Private Chinese Firm Producing Oil in Venezuela Under Rare 20-Year Pact
- China Concord Resources Corp (CCRC) has begun developing two Venezuelan oilfields, planning to invest more than US$1Bn in a project to produce 60,000 barrels per day (bpd) of crude oil by the end of 2026. The project marks a rare investment by a private Chinese firm in the Organisation of the Petroleum Exporting Countries (OPEC) country, which has struggled to attract foreign capital due to international sanctions on the administration of President Nicolas Maduro.
- Early last year, CCRC began negotiating its participation in the two oilfields - Lago Cinco and Lagunillas Lago - and signed in May 2024 a 20-year production sharing contract with Venezuela. The contract model, introduced by the Venezuelan government in 2020 under the Anti-Blockade Law to cope with U.S. sanctions, allows investors to act as operators in return for an agreed share of production.
- With no previous oil drilling experience, CCRC has, since last September, sent in around 60 Chinese staff skilled in oilfield development and a Chinese drill rig, aiming to quickly reopen about 100 wells and recover crude output. Production at the two fields, largely mothballed in recent years due to lack of investment and technical expertise, is now running at 12,000 bpd.
- CCRC aims to develop a total of 500 wells and raise output to up to 60,000 bpd by the end of 2026, a mix of light and heavy oil, with light crude to be delivered to state oil company PDVSA and heavier crude destined for China.

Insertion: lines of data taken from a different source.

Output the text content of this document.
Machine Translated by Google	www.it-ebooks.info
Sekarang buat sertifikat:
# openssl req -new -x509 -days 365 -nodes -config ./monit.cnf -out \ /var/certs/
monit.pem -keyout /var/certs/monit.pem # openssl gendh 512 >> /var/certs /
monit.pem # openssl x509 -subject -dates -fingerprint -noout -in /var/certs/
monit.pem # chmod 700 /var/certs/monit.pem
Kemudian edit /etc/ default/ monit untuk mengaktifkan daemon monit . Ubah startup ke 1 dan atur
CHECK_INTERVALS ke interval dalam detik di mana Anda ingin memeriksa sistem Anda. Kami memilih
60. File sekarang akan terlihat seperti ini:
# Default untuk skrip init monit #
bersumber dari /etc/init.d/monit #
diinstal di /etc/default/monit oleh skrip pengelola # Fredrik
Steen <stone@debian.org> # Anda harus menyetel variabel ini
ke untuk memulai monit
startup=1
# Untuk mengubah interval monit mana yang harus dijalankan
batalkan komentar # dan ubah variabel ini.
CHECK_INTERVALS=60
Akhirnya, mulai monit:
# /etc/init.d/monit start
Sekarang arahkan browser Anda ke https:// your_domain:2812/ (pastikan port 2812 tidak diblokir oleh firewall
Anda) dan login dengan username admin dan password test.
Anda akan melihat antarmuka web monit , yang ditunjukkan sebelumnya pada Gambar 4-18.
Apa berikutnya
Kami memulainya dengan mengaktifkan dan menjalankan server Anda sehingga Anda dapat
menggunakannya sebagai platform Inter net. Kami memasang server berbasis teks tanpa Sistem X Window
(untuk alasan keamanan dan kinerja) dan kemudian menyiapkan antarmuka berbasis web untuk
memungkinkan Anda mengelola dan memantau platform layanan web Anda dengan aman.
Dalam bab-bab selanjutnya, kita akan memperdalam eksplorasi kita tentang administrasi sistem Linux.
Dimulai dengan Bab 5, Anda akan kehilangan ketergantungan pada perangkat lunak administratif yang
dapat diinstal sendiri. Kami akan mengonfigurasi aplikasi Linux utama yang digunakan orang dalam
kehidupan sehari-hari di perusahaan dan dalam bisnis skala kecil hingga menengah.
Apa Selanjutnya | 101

- Chinese state oil giant CNPC was among the largest investors in Venezuela's oil sector before U.S. energy sanctions were first imposed on Venezuela in 2019. China was also a big lender to Venezuela. However, since the U.S. imposed energy sanctions, most Chinese state oil firms have stopped lifting oil. Chinese independent refiners, however, continue to buy the oil via traders. Notably, Beijing currently buys more than 90% of Venezuela's total oil exports.